Bid to save River Tyne swing bridge that just won’t swing

By Harriet Sherwood

On 17 July 1876, the world’s largest swinging bridge – a marvel of hydraulic engineering – opened for the first time, allowing access to the upper reaches of the River Tyne.

Since that day, the Newcastle Swing Bridge, designed by William Armstrong, one of the greatest names in British engineering, has opened on about 300,000 occasions for the passage of about half-a-million vessels.

But last weekend, as hundreds gathered to witness this industrial wonder in operation for the first time for more than 18 months, something deep within its bowels jammed fast.

The Port of Tyne authority, which is responsible for maintenance of the bridge, said the fault was “unforeseeable”. But the embarrassing malfunction has led to accusations the bridge is being allowed to fall into disrepair.

Historic England, the body responsible for the county’s historic environment, said the bridge is a “symbol of Tyneside’s industrial heritage and status”.

A spokesperson said: “The ability of the bridge to move as intended is a key part of its significance as a scheduled monument and Grade II*-listed building.”

Historic England said it was in contact with the port authority about the bridge but there had been “no discussions about the problems” with its ability to swing. “We would be willing to discuss any repair issues to make it operate successfully.”

A postcard, circa 1900, showing the swing bridge and high level bridge, Newcastle.
A postcard, circa 1900, showing the swing bridge and high level bridge, Newcastle. Photograph: Universal History Archive/Universal Images Group/Getty Images

Chi Onwurah, the Labour MP for Newcastle Central, said the bridge was an “iconic example of Geordie history and ingenuity”. She acknowledged there were “huge challenges” in maintaining it, but stressed it was “crucial to preserve this important example of engineering”. The port authority was “accountable to the region and the nation for the maintenance of this historic bridge,” she told the local news website Chronicle Live.
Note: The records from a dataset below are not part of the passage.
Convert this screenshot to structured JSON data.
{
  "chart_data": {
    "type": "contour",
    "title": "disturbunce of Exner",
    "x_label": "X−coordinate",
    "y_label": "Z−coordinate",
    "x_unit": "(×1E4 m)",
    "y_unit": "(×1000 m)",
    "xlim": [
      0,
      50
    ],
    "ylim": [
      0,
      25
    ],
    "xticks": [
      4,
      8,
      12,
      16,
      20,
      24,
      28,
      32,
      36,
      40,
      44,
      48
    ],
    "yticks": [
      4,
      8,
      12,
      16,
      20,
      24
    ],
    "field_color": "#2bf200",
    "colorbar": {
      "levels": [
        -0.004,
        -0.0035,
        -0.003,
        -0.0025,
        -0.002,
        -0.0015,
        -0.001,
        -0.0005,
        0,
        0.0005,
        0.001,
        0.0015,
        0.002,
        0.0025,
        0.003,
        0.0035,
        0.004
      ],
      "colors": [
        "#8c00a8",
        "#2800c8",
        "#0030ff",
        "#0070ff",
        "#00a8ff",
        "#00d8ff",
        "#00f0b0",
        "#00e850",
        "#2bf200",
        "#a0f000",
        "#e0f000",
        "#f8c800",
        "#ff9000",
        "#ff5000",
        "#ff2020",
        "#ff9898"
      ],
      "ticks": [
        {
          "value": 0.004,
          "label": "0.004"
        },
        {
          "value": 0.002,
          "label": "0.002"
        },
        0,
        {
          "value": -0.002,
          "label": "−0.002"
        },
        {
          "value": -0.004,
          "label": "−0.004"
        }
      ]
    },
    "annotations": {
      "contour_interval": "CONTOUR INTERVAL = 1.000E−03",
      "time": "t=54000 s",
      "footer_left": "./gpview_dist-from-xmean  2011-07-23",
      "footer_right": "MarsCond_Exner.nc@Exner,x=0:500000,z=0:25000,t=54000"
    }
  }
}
Greg Stone, a Liberal Democrat councillor in the area, said the cost of upgrading Victorian-era engineering was at the root of the problem.

“There is not a lot of spare cash at the moment, but this is a monument to Tyneside’s industrial heritage. Whether it can be kept in working order now seems to be in question.”

The port authority said it had invested £1m in the past 15 years in the bridge’s upkeep. A team of engineers had made checks ahead of last weekend’s scheduled opening, but an internal pressure valve deep failed, preventing the bridge from opening.

A Port of Tyne spokesperson said: “It was unforeseeable and, given the age of the component and where it is situated, impossible to repair at the time. We fully understand how important the swing bridge is as part of the city’s heritage, and we have our engineers working on it to fix the problem, and ensure the bridge can continue to swing.”

The Europa, the first ship to pass through the 171 metre-wide bridge, sailed upriver to the Elswick Ordnance Works, founded by Armstrong three decades earlier, where it took possession of a huge gun on behalf of the Italian government.

Armstrong, an inventor and philanthropist as well as a pioneering engineer, had become one of the wealthiest men in Europe by the time he died aged 90 in 1900. His obituary in the Times said: “With his death, Newcastle loses her greatest citizen, and the country at large one of the worthies of the expiring century.”